The researchers determined whether obesity is an independent risk factor for hepatocellular carcinoma (HCC) in patients with cirrhosis.
The findings of the study were published in the July issue of Hepatology.
Recently, several epidemiologic observations have suggested that obesity might be an independent risk factor for certain malignancies, such as breast cancer, colon cancer, renal cell carcinoma, and esophageal adenocarcinoma.
Explanted liver specimens from a national database on patients undergoing liver transplantation were examined for HCC.
The incidence of HCC was compared among patients with varying body mass indices according to the etiology of cirrhosis.
A multivariate analysis was used for controlling other potentially confounding variables, such as age and sex.
Among the 19,271 patients evaluated, the overall incidence of HCC was found to be 3.4%.

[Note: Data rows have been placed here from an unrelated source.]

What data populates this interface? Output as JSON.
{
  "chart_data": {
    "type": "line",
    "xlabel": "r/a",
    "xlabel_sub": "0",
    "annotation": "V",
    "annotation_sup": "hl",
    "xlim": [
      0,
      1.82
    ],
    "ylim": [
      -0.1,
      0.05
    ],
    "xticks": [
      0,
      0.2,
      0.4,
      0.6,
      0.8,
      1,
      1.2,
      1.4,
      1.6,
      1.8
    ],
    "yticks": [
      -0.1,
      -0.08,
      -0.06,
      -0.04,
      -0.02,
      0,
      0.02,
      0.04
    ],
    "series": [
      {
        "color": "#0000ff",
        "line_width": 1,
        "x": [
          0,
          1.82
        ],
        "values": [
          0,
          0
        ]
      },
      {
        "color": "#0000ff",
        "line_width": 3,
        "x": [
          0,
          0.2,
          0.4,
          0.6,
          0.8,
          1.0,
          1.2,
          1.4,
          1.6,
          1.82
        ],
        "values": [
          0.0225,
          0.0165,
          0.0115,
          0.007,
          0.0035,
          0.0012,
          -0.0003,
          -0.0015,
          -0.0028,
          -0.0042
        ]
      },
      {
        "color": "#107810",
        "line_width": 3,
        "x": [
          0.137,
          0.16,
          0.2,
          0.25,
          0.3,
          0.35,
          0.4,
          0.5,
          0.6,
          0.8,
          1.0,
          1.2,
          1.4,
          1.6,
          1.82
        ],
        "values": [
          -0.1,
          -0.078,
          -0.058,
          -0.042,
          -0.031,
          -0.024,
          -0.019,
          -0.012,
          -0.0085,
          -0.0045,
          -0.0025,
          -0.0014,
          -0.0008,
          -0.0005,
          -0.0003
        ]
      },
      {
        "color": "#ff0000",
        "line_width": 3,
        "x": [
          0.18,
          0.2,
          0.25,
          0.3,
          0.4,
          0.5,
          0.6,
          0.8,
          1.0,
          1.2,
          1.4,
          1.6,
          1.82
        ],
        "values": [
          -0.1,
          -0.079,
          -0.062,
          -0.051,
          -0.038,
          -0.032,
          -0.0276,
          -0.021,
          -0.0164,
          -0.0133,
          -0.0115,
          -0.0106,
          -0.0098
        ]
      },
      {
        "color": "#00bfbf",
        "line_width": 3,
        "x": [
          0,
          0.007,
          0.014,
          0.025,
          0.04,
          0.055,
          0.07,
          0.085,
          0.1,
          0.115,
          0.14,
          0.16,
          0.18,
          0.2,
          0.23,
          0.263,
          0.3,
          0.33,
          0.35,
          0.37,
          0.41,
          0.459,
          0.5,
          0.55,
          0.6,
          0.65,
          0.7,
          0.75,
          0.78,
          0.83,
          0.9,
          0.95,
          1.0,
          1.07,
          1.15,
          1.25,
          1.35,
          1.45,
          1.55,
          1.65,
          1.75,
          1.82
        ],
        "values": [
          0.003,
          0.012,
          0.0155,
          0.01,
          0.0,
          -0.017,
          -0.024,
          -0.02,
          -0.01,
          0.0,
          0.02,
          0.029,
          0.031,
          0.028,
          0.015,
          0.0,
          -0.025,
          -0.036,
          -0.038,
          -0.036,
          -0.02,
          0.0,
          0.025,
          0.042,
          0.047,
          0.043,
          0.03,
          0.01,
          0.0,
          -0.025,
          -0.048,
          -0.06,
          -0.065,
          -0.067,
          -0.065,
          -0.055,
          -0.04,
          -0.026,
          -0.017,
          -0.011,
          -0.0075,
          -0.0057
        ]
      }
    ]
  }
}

|3.4% of cirrhotics developed HCC.
| Hepatology |
There was a slightly higher prevalence among obese patients compared with lean patients.
The authors discovered that obesity was an independent predictor for HCC in patients with alcoholic cirrhosis (odds ratio [OR], 3.2) and cryptogenic cirrhosis (OR, 11.1).
However, obesity was not an independent predictor in patients with hepatitis C, hepatitis B, primary biliary cirrhosis, or autoimmune hepatitis.
Dr Satheesh Nair, of the Ochsner Clinic Foundation, New Orleans, said on behalf of fellow colleagues, "The higher risk of HCC in obese patients is confined to alcoholic liver disease and cryptogenic cirrhosis."
"More frequent surveillance for HCC may be warranted in obese patients with alcoholic and cryptogenic cirrhosis.
"However, as this study is based on patients with advanced cirrhosis, our findings need to be confirmed in a broader population of individuals with cirrhosis," it was concluded.